The new Japanese prime minister reiterated his “values diplomacy” recently, confirming his nation’s “pillar” ties with the US and reaching out to two countries in particular, Australia and India. “Freedom, democracy, and fundamental human rights,” Shinzo Abe told the newspaper Yomiuri Shimbun in a December 28th interview. “We will deepen ties with nations that share and uphold these values.”
Abe’s words are no aberration for Tokyo. In November 2006, Taro Aso, when he was foreign minister, proposed an “arc of freedom and prosperity” for Asia. Then, the concept went nowhere, as Asian diplomats were optimistic about engaging China. Now, however, a grand coalition of democracies is in fact slowly forming in the region, backed up by President Obama’s “pivot” or “rebalancing” to East Asia.
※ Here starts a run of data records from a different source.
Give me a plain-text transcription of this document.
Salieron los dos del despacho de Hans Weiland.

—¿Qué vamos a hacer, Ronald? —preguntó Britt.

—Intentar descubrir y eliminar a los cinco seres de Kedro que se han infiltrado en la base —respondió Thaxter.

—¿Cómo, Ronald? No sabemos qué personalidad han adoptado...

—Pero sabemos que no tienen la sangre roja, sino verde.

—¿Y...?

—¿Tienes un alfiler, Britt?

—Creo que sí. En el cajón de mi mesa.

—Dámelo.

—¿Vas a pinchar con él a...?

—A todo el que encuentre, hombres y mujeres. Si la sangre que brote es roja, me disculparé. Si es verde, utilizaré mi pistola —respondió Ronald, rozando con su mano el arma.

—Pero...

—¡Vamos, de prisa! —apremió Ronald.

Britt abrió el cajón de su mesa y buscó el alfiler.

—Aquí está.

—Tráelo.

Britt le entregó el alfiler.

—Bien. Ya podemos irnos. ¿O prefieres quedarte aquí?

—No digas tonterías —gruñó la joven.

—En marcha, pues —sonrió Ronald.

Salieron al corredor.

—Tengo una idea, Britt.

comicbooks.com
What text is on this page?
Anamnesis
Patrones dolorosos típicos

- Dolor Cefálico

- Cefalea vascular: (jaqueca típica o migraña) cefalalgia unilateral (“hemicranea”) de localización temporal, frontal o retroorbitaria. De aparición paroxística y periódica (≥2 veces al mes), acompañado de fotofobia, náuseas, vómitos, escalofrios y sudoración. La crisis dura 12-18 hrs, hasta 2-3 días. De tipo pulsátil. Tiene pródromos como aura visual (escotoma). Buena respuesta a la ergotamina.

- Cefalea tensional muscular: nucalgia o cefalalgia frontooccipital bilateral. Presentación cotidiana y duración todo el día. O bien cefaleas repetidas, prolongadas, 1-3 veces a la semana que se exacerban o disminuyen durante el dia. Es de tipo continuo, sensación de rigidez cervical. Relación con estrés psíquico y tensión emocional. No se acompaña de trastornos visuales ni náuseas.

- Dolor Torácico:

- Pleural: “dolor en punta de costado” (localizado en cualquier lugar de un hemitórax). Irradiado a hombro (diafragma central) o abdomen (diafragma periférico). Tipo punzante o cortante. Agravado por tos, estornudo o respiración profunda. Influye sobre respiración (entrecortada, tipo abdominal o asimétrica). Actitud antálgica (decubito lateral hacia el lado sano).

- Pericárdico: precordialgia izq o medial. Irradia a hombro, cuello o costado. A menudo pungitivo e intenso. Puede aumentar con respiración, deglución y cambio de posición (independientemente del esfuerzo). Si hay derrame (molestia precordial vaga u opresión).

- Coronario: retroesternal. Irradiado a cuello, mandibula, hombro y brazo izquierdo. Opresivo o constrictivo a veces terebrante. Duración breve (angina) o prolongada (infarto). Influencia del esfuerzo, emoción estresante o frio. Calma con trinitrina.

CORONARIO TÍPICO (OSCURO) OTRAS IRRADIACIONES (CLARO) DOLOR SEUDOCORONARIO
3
And it is not hard to see why free societies are turning to each other for support. China has stepped up its probing of neighbors from India in the south to South Korea in the north. Among Beijing’s targets is Japan. The flashpoint in East Asia at the moment is the string of Japanese-administered islets in the East China Sea. Japan calls them the Senkakus and China the Diaoyus.
Taipei also believes it has sovereignty over the outcroppings but has done little to enforce its historical claim. The Chinese, however, have engaged in a series of provocations, including territorial incursions. Beijing has routinely violated Japan’s sovereignty by sending its civilian vessels into the waters immediately around the islands.
Recently, China has intensified the pressure on Japan. On December 13th, a Y-12 patrol plane, flown by the State Oceanic Administration, violated Japanese airspace above the Senkakus, the first time a Chinese aircraft has ever done that. The US expressed “concern” and reminded Beijing of its treaty commitments to defend Japan, but to no avail. On December 22nd, another Chinese plane approached the islands and entered Japan’s air defense perimeter. On Saturday, Beijing sent still another plane near the Senkakus.
The pattern of China’s territorial intrusions in the region suggests Beijing is determined to test the resolve, and perhaps the defenses, of its neighbors. It also does little to calm those who believe China is set on an expansionist path. As a result, many now doubt that China can be effectively engaged or even appeased—much less integrated into the liberal international system. And diplomatic niceties are proving insufficient to deter China from its aggressive posture.
Japanese leaders understand, as President Ronald Reagan did, that the nature of a regime matters. Simply stated, the form of its political system prevents Beijing from evolving to better policies and serving as a reliable partner. Peace in the region will be maintained only if the great democracies work together, as both Shinzo Abe and Taro Aso have declared.